Заур удобно устроился у телевизора в предвкушении хоккейного матча. «Как я это удачно придумал, — размышлял он, — жизнь, что ни говори, прекрасная штука. Как хорошо быть молодым сильным, здоровым, а главное, свободным…» Ну, о чем еще мечтать: машина, кооперативная квартира — он обставит ее по своему вкусу, соберет причудливые корни деревьев, ветки, куски коры, шишки, уникальные камни… запишет на магнитофон голоса птиц, звуки леса, ветра, моря. Он будет путешествовать по разным странам и привозить африканские маски, японские куклы, индийские деревянные фигурки. Он объездит весь Союз, а дома будет ждать его красивая молодая и верная жена и красивые чистые дети. Все у него будет, все — и семья, и духовная пища, и достаток. Все. Назло Тахмине. К семи стали собираться. Пришел двоюродный брат Меджида — Бахрам, дядя Зивяр-ханум и один из сослуживцев отца. Неожиданным для Заура было появление Дадаша. Но Зивяр-ханум вызвала Заура в кухню и сказала:
— Ты только, ради бога, не злись, что мы и Дадашу сказали. Дело в том, что с их стороны будет свояк Муртуза — Неймат, а Дадаш его начальник. Это даже удачно: начальник с нашей стороны, подчиненный — с их. Вообще говорить будет он: не станет же отец или дядя тебя хвалить. А Дадаш работает с тобой и вроде бы посторонний человек…
— А зачем меня хвалить? Они меня что, не знают?
— Они-то знают, но ведь у них тоже будут свои люди, те тебя не знают, и тебя надо представить, и надо, чтобы какой-нибудь солидный человек, и посторонний, представлял тебя, так что ты не косись на Дадаша.
— А что мне коситься, — сказал Заур устало. — Дадаш так Дадаш, не все ли равно?
К восьми сваты пошли к Муртузовым, а Заур стал решать кроссворд и никак не мог вспомнить название города в Африке из десяти букв на К. Женщины-родственницы и жена отцова сослуживца болтали на кухне с мамой, и Заур знал, о чем они говорят, то понижая голос, чтобы он их ни в коем случае не услышал, то возвращая голосу нормальное звучание, демонстративно обсуждая нейтральные темы.
* * *— Собственно, особо представлять Заура незачем, — говорил Дадаш, попивая чай и хрумкая сахаром, — он вырос у вас на глазах.

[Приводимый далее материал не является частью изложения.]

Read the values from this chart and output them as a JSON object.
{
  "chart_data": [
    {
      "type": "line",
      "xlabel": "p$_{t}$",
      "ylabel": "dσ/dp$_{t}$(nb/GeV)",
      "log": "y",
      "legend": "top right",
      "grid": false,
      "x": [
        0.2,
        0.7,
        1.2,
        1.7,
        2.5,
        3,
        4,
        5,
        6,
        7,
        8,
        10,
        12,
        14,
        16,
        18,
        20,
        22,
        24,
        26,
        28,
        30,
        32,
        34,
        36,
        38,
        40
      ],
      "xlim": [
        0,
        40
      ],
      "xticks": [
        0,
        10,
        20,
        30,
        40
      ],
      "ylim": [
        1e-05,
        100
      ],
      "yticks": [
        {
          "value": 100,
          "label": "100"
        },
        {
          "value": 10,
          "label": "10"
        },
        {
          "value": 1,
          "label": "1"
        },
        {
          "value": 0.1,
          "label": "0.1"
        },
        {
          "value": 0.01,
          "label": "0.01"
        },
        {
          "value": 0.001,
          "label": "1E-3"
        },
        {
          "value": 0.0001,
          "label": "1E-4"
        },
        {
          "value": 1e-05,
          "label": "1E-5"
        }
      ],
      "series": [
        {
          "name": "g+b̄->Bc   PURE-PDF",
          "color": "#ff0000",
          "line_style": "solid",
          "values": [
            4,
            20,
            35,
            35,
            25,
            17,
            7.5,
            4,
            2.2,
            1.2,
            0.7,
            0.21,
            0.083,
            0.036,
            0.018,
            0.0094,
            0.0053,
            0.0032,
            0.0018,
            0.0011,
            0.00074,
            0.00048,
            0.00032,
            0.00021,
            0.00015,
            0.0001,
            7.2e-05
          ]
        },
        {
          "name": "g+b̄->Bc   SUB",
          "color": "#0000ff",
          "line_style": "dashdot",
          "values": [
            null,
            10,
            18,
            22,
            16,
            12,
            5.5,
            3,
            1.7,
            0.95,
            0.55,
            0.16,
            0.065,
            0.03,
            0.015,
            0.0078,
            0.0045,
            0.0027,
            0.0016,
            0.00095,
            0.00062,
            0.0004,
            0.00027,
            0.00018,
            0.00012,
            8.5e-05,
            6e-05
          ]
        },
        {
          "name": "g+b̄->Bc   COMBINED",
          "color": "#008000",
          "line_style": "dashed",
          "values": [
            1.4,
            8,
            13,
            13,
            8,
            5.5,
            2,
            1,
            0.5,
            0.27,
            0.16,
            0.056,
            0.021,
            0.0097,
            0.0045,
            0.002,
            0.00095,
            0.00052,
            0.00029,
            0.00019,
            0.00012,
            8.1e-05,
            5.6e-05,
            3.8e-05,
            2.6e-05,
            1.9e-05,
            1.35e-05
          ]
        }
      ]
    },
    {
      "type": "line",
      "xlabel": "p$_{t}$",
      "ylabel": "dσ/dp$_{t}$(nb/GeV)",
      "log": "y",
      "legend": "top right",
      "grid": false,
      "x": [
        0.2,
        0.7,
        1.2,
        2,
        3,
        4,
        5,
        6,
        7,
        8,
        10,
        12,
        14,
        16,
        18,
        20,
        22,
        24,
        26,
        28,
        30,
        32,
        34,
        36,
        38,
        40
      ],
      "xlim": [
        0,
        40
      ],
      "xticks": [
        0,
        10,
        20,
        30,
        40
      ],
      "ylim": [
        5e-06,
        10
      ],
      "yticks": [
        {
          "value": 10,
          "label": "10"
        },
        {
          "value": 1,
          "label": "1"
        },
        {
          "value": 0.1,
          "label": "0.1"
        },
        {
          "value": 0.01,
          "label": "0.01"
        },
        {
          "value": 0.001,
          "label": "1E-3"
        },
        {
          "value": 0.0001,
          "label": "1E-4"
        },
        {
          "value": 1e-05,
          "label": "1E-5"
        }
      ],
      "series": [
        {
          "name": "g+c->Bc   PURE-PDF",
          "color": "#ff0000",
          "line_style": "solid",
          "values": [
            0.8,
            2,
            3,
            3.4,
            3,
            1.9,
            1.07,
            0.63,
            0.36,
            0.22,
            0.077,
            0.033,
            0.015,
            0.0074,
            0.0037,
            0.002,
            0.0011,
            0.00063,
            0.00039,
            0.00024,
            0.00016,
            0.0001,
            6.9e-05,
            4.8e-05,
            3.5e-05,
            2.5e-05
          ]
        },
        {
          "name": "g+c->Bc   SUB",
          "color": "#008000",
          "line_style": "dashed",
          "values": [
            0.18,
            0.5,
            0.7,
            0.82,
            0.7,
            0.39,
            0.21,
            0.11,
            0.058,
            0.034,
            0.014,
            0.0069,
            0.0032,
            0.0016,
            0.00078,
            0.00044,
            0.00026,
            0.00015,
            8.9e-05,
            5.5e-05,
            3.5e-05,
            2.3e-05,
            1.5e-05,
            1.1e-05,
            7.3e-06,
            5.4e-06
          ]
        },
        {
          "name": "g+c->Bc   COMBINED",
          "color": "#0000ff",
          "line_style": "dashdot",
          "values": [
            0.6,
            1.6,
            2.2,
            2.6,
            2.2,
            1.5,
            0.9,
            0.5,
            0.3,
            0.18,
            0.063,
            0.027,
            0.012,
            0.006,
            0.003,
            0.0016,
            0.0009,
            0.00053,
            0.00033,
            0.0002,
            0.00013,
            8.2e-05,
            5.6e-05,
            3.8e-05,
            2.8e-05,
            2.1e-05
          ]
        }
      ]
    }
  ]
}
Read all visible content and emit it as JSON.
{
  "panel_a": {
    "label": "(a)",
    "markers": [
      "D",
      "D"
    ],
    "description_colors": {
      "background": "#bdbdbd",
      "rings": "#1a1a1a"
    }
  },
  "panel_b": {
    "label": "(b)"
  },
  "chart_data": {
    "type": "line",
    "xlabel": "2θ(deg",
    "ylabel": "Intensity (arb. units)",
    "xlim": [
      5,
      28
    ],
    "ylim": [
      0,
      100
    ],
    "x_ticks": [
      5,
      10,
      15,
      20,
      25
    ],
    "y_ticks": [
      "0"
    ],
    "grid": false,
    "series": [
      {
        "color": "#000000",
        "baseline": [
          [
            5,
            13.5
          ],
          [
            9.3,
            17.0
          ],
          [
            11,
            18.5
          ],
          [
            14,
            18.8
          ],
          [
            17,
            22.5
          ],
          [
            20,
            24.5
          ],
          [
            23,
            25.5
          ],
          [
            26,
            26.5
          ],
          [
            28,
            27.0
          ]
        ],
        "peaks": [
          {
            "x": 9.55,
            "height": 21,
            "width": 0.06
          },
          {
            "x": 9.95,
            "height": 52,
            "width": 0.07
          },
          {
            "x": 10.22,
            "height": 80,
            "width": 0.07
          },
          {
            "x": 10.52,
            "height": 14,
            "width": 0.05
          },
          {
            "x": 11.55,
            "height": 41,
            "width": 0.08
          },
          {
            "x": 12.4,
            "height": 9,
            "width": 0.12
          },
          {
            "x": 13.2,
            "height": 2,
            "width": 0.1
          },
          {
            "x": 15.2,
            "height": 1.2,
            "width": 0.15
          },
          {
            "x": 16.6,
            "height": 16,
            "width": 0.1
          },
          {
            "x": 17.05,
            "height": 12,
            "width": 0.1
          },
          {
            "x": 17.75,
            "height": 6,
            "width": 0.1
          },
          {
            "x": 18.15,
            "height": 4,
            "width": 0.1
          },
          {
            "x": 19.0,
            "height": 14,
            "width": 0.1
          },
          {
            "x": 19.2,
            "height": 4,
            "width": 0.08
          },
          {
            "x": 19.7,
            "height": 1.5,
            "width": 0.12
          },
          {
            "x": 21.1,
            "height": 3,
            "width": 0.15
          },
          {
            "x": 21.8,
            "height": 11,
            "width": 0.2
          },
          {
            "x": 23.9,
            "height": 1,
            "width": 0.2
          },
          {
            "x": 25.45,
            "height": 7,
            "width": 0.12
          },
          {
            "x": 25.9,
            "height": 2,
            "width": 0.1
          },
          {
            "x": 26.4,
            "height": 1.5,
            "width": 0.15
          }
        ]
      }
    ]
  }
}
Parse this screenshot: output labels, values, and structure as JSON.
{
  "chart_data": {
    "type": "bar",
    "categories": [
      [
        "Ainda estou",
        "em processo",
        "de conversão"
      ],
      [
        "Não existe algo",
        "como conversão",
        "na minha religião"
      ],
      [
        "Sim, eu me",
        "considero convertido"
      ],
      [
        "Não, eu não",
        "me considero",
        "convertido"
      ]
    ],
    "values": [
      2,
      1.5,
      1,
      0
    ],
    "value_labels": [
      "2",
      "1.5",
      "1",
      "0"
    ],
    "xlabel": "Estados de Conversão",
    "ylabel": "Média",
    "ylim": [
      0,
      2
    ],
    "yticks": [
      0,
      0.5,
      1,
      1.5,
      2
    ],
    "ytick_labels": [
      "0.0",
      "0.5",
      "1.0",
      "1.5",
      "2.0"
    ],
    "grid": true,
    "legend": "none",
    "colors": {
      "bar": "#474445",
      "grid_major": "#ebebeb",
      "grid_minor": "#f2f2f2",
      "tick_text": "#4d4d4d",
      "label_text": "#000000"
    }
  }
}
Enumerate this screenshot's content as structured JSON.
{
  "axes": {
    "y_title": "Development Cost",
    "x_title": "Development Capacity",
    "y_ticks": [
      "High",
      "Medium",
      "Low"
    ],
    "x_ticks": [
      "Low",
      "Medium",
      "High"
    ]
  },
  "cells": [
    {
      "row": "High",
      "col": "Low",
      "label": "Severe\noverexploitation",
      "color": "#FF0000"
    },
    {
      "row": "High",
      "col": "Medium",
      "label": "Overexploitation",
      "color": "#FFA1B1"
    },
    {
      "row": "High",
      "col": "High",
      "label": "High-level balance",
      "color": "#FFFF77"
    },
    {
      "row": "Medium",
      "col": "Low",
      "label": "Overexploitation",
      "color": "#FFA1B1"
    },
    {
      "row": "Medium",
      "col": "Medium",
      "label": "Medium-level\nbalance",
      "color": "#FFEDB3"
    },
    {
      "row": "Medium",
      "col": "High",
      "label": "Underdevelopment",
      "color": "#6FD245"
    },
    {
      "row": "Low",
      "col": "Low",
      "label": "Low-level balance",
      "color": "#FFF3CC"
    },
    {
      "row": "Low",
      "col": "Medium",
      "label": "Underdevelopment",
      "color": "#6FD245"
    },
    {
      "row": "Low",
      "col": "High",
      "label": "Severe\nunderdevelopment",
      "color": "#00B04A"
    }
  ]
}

И семью его вы прекрасно знаете: это одна из самых уважаемых семей в городе. Меджид-муаллим — наш крупнейший ученый, прекрасный семьянин, а как у нас говорится, трава на своем корню растет. Так что, имея такие корни, и Заур не мог вырасти другим. Мы с ним два года работали вместе — он большим уважением пользуется в коллективе: скромный, честный, ну, немножко, может быть, наивный, простодушный, — я думаю, это даже красит его: ведь он еще очень молод, не знает всех хитростей и козней, искренне верит людям. Я думаю, что он перспективный и, главное, порядочный молодой человек, у него блестящее будущее. Уж мы бы за недостойного человека и не пришли сватать. Вот и наш Неймат может подтвердить — мы ведь все коллеги.
Неймат промямлил в ответ что-то неопределенное, но благожелательное, что должно было означать согласие. Муртуз сидел нахмурившись. Бравый вояка был немного растерян: как-никак это для него тоже было дебютом — впервые выдавал замуж дочь, впервые принимал сватов. Зато другой его свояк — юркий Джаббар вел себя довольно активно. Переглянувшись с Муртузом и получив согласие, он быстро-быстро затараторил:
— Для нас честь, что такие видные люди пришли к нам. И Заура мы знаем как хорошо воспитанного и перспективного молодого человека. Ну, и вы знаете семью Муртузовых. Муртуза Балаевича вы, конечно, прекрасно знаете — он один из наших уважаемых ветеранов, крупный военачальник. Фирангиз выросла на наших глазах, но мы пока ее голоса даже не слышали: она удивительно застенчива и скромна, не в пример некоторым нынешним молодым девицам. Я думаю, что этот брак будет счастливым. Аллах хейир верси (дай бог счастья).
Сваты заулыбались. И через минуту Алия, Таира и Сурея принесли на подносах чай в стаканах армуду, уже сладкий, как и полагается по обычаю, после того как согласие дано. И Дадаш, а за ним и другие сваты, согласно опять-таки обычаю, начали громко мешать ложечками сахар, стучать ложками о бока стаканов, и все заулыбались.